Layston Court is a Grade II listed building in the East Hertfordshire local planning authority area, England. First listed on 19 October 1951. A C18 School, house. 1 related planning application.

Layston Court

WRENN ID
blind-attic-gilt
Grade
II
Local Planning Authority
East Hertfordshire
Country
England
Date first listed
19 October 1951
Type
School, house
Source
Historic England listing

Description

Layston Court is a building of two phases, originally a grammar school with a master’s house, now a single house. The school was built between 1630 and 1633 for Elizabeth Freeman of Aspenden Hall and was later re-endowed in 1684 by Bishop Seth Ward and Lady Jane Barkham. An early 18th-century house was added at right angles. The school was used as such until 1877, and the building has been altered subsequently, with a southern wing added in the 20th century.
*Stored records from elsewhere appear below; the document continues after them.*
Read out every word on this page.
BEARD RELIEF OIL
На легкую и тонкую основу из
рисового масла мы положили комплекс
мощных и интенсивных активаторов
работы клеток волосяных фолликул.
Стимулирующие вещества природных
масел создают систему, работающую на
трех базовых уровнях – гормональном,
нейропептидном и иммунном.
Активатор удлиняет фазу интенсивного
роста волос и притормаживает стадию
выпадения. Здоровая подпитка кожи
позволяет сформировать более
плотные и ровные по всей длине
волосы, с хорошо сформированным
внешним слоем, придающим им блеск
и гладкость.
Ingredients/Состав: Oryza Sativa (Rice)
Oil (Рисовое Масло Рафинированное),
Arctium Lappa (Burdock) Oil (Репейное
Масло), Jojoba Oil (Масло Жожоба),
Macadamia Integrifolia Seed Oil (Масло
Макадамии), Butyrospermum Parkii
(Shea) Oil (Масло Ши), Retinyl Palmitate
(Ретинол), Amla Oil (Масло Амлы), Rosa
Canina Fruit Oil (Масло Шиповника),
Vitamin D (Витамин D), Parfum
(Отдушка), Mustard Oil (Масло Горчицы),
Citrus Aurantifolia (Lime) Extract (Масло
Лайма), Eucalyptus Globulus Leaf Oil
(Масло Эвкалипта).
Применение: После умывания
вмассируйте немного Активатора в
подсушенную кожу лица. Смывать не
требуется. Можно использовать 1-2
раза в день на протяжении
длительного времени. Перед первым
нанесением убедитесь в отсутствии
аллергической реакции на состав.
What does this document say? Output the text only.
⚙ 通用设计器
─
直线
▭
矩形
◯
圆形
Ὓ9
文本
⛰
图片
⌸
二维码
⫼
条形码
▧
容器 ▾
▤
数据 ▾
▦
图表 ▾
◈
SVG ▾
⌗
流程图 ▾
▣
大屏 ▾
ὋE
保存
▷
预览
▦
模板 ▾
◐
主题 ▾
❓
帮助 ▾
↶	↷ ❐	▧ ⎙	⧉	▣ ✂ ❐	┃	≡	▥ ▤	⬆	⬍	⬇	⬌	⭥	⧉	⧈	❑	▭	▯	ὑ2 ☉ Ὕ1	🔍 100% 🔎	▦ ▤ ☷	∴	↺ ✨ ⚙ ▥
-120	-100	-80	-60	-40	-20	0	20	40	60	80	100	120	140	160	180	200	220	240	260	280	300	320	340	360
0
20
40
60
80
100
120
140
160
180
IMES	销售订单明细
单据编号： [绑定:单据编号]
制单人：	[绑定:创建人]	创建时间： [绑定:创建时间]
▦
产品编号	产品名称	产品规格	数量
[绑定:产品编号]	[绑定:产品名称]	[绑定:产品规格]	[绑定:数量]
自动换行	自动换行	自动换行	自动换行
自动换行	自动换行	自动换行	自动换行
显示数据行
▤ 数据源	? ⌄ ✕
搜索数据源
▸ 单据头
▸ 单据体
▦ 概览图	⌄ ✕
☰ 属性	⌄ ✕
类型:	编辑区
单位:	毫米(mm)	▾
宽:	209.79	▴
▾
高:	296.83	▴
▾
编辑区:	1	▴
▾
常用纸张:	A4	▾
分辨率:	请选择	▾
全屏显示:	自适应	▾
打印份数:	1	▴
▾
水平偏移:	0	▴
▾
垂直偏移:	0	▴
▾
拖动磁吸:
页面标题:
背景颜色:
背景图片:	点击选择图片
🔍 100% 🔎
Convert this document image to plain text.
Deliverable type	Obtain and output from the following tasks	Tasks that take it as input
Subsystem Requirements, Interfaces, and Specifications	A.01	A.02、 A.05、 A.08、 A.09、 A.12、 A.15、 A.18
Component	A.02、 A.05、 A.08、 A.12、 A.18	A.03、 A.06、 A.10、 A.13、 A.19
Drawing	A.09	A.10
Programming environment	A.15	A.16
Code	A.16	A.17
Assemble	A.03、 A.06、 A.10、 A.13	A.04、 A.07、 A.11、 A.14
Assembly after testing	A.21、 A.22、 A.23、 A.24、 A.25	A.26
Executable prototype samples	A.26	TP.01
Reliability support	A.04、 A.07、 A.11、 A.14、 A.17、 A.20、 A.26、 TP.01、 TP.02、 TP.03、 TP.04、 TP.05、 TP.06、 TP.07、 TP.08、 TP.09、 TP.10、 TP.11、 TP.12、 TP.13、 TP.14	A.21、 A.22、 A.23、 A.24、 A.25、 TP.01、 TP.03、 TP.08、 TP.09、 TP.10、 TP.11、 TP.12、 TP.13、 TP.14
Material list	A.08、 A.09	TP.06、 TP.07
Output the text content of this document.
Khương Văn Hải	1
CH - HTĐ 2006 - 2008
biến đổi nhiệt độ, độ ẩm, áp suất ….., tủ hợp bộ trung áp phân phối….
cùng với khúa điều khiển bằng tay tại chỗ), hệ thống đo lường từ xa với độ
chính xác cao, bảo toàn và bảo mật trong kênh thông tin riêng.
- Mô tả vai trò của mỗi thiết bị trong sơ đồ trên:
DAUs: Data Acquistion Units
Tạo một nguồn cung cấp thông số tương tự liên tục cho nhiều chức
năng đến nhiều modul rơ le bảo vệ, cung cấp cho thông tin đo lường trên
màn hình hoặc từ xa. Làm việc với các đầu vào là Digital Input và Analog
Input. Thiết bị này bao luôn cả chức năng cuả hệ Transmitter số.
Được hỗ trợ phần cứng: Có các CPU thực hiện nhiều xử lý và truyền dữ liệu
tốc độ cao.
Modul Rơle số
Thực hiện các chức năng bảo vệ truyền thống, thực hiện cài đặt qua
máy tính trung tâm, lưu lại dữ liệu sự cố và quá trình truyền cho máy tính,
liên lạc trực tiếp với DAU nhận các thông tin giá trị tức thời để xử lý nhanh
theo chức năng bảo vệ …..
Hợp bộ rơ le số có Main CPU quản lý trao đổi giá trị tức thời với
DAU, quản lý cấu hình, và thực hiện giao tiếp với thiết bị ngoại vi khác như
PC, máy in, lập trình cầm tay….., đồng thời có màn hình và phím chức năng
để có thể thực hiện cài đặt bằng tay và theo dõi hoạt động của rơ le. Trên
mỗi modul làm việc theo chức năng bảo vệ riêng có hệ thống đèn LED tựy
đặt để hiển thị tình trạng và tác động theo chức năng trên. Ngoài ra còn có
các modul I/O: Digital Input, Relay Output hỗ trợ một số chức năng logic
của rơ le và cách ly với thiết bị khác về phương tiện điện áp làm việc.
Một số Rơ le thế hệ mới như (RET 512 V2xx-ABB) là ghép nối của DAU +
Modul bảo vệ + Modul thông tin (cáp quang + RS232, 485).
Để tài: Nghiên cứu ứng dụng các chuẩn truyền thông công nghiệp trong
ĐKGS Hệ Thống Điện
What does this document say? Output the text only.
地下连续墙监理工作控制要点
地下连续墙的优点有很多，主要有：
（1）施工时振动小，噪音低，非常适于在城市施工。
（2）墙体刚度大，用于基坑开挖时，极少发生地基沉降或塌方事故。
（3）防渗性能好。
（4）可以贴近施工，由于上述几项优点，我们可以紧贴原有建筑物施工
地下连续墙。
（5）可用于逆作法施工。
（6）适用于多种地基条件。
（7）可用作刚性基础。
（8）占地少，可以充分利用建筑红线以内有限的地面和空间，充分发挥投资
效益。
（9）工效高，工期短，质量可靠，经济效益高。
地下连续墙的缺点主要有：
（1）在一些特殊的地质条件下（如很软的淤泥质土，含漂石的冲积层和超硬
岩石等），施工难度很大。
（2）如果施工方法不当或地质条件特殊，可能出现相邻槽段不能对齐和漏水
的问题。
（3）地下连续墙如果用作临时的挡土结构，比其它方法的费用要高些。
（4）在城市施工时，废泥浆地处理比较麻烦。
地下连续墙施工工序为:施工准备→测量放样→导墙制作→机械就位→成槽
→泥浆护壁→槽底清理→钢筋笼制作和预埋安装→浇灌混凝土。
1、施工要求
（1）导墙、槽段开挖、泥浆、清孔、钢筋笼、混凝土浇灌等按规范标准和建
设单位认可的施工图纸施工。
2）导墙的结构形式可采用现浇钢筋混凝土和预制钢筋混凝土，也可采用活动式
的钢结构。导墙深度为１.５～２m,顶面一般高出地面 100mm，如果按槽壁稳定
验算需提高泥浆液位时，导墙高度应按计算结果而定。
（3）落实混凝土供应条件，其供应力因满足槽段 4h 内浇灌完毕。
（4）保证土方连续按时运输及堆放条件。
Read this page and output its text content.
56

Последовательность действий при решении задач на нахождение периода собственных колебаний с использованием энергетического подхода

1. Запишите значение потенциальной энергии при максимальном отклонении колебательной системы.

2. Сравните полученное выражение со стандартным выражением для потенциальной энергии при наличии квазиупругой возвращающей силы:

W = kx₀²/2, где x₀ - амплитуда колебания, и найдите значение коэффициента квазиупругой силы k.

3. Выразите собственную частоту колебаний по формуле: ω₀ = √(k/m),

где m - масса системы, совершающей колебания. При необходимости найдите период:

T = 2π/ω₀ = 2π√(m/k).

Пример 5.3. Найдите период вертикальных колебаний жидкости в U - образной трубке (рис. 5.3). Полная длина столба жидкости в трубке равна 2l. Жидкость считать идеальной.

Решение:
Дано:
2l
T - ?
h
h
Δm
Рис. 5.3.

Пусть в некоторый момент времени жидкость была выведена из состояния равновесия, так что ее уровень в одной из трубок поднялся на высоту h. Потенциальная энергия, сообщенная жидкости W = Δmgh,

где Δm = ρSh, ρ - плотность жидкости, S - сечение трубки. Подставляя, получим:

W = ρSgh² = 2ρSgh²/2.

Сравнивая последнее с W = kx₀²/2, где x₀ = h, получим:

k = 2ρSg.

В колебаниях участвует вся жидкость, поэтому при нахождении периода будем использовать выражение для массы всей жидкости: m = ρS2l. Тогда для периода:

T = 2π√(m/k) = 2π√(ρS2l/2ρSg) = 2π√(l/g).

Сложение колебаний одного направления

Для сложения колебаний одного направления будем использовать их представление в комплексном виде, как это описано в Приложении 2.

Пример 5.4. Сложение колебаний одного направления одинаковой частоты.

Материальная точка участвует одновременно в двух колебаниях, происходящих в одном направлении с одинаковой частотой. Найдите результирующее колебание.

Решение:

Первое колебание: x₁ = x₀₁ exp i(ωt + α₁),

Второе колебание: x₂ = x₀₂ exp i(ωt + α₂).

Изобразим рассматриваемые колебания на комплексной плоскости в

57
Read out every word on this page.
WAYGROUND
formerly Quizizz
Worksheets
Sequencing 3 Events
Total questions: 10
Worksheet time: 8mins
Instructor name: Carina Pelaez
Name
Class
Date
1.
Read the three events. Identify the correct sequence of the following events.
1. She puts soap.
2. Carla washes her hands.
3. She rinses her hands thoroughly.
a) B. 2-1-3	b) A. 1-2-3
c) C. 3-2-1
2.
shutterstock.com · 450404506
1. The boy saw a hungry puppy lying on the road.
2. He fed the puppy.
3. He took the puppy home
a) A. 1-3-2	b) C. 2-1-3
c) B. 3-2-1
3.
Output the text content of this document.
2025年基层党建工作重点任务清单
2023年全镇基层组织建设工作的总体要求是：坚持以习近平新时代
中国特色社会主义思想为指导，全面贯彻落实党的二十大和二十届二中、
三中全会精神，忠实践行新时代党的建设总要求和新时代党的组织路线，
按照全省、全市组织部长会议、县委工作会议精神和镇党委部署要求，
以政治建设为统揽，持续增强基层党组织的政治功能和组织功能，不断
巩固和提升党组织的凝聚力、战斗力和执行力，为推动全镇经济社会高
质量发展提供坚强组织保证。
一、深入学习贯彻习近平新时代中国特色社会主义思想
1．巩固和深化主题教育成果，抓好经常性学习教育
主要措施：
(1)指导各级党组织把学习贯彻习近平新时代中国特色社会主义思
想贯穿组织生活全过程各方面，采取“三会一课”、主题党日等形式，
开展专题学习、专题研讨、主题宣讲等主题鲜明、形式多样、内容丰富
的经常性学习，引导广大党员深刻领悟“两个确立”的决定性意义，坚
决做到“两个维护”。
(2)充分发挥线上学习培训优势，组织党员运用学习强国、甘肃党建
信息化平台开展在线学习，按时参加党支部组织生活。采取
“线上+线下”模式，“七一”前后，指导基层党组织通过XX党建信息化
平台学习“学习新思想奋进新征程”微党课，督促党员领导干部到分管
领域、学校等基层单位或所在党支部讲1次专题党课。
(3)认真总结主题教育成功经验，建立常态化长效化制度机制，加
The school building is of red brick in English bond, with stone windows and a steep roof covered in old red tiles. The master’s house is timber-framed and plastered, with a hipped roof covered in old red tiles, and the southern wing is stuccoed. The school is a large rectangular brick structure facing west, featuring moulded gable parapets and unusual projecting gable chimneys with short, octagonal shafts linked by a heavy capping. It has a chamfered plinth and a tall, single-storey front with deep eaves, transomed ovolo-moulded windows, and a fine, brick-pedimented, rusticated, round-arched central entrance. The oak roof structure internally includes hollow-chamfered tie beams supported by curved braces from hollow-chamfered wallposts, and butt-purlin rafters with collar-trusses. Scratch-moulded panelling in the north bay of three may indicate the original master's accommodation, which, according to the 1633 will, was under one roof with the school room for 25 boys. An attic floor was inserted with large gabled dormer windows before 1830. An early 20th-century lean-to porch now covers the pedimented entrance, with a bay window to the right; the brickwork of the front has been plastered over. The rear of the building is less altered, although the stone, transomed ovolo-moulded windows may have replaced earlier plastered brick windows noted in the Victoria County History around 1914.

The early 18th-century master’s house is two storeys high, with four windows wide, featuring flush box sash windows of 6/6 panes, taller on the ground floor. It has a tall, Doric pilastered wooden doorcase with fluted pilasters and a keystone beneath a triglyph frieze and panelled hood. The door leads into a lofty ground-floor room, which may have been a former schoolroom.